Step3-VL-10B is a high-performance, open-source multimodal foundation model developed by StepFun. Despite its compact 10-billion parameter footprint, the model is designed to rival significantly larger systems by leveraging unified pre-training and specialized reasoning architectures. It integrates a 1.8B parameter language-aligned perception encoder (PE-lang) with a Qwen3-8B decoder, enabling deep synergy between visual processing and text generation. The model was trained on a 1.2 trillion-token multimodal corpus, focusing on reasoning-heavy tasks such as competitive mathematics, document parsing, and spatial understanding.
A defining feature of Step3-VL-10B is its dual inference paradigm, which allows users to balance speed and accuracy. The Sequential Reasoning (SeRe) mode is optimized for general tasks and efficient generation, while the Parallel Coordinated Reasoning (PaCoRe) mode scales test-time compute by exploring multiple visual hypotheses in parallel. In PaCoRe mode, the model has demonstrated frontier-level results on benchmarks such as AIME 2025 and MMMU, often outperforming models 10 to 20 times its size.

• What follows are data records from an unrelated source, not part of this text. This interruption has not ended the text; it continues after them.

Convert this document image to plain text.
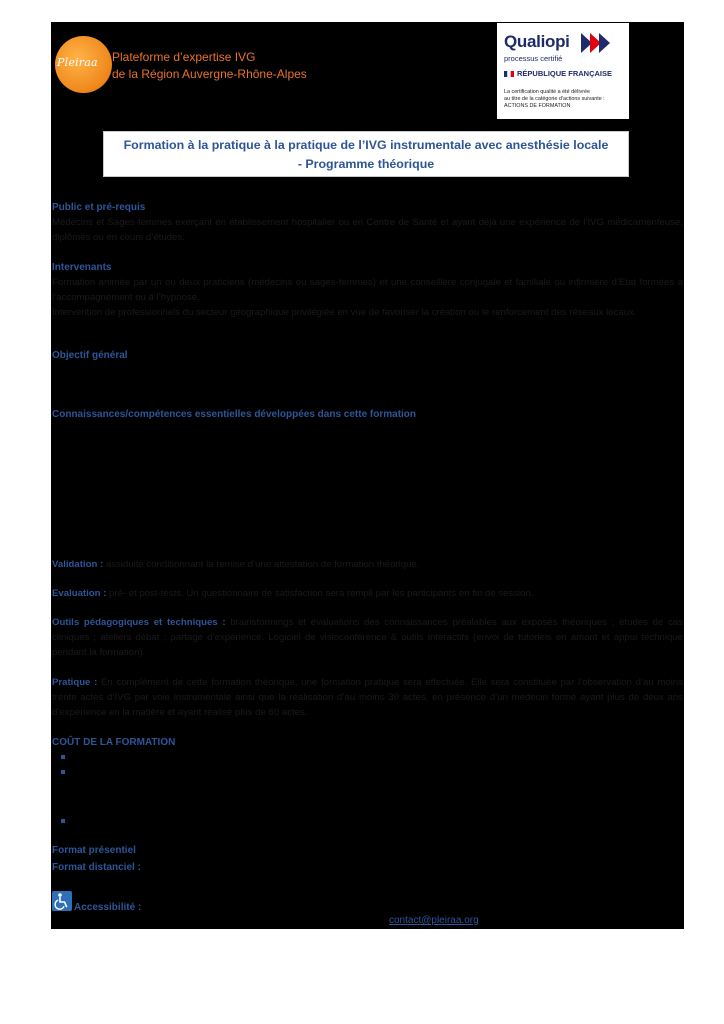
Pleiraa	Plateforme d’expertise IVG
de la Région Auvergne-Rhône-Alpes
Qualiopi
processus certifié
RÉPUBLIQUE FRANÇAISE
La certification qualité a été délivrée
au titre de la catégorie d’actions suivante :
ACTIONS DE FORMATION
Formation à la pratique à la pratique de l’IVG instrumentale avec anesthésie locale
- Programme théorique
Public et pré-requis
Médecins et Sages-femmes exerçant en établissement hospitalier ou en Centre de Santé et ayant déjà une expérience de l’IVG médicamenteuse, diplômés ou en cours d’études.
Intervenants
Formation animée par un ou deux praticiens (médecins ou sages-femmes) et une conseillère conjugale et familiale ou infirmière d’Etat formées à l’accompagnement ou à l’hypnose.
Intervention de professionnels du secteur géographique privilégiée en vue de favoriser la création ou le renforcement des réseaux locaux.
Objectif général
Connaissances/compétences essentielles développées dans cette formation
Validation : assiduité conditionnant la remise d’une attestation de formation théorique.
Evaluation : pré- et post-tests. Un questionnaire de satisfaction sera rempli par les participants en fin de session.
Outils pédagogiques et techniques : brainstormings et évaluations des connaissances préalables aux exposés théoriques ; études de cas cliniques ; ateliers débat ; partage d’expérience. Logiciel de visioconférence & outils interactifs (envoi de tutoriels en amont et appui technique pendant la formation).
Pratique : En complément de cette formation théorique, une formation pratique sera effectuée. Elle sera constituée par l’observation d’au moins trente actes d’IVG par voie instrumentale ainsi que la réalisation d’au moins 30 actes, en présence d’un médecin formé ayant plus de deux ans d’expérience en la matière et ayant réalisé plus de 60 actes.
COÛT DE LA FORMATION
Format présentiel
Format distanciel :
Accessibilité :
contact@pleiraa.org
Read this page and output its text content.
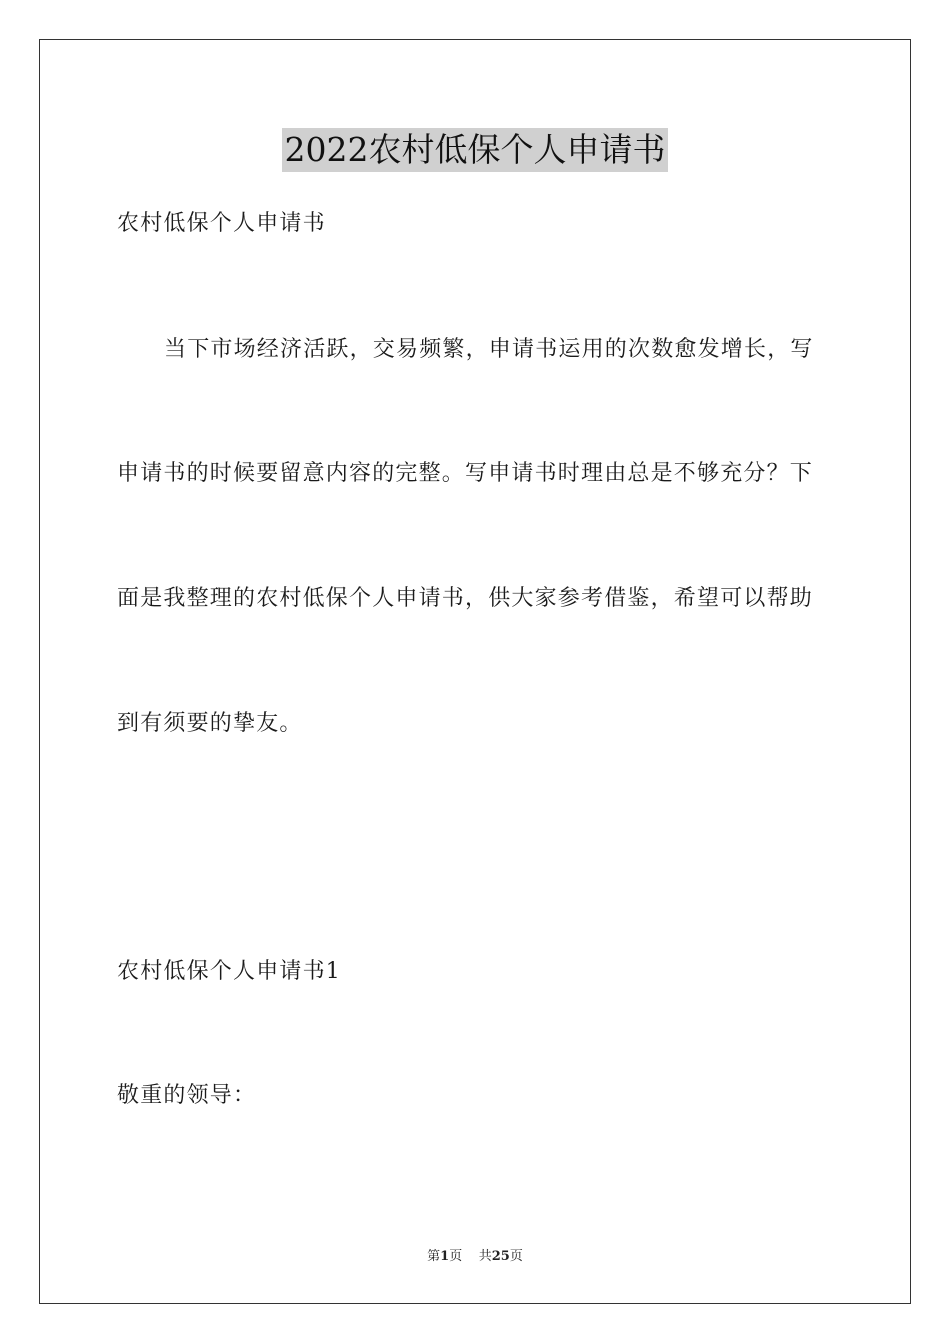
2022农村低保个人申请书
农村低保个人申请书
当下市场经济活跃，交易频繁，申请书运用的次数愈发增长，写
申请书的时候要留意内容的完整。写申请书时理由总是不够充分？下
面是我整理的农村低保个人申请书，供大家参考借鉴，希望可以帮助
到有须要的挚友。
农村低保个人申请书1
敬重的领导：
第1页 共25页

Architecture and Capabilities
The model's vision system utilizes a multi-crop strategy, combining a 728×728 global view with multiple local crops to maintain high-resolution details during processing. This makes it particularly effective for high-precision OCR and complex GUI interactions. Step3-VL-10B supports a context window of up to 128,000 tokens in its advanced reasoning mode, allowing for the analysis of long documents and multiple high-density images within a single session.
Step3-VL-10B is released under the Apache 2.0 license, facilitating both research and commercial applications. Its efficient design allows it to run on consumer-grade hardware, making enterprise-grade multimodal reasoning accessible for on-device deployment and local specialized workflows.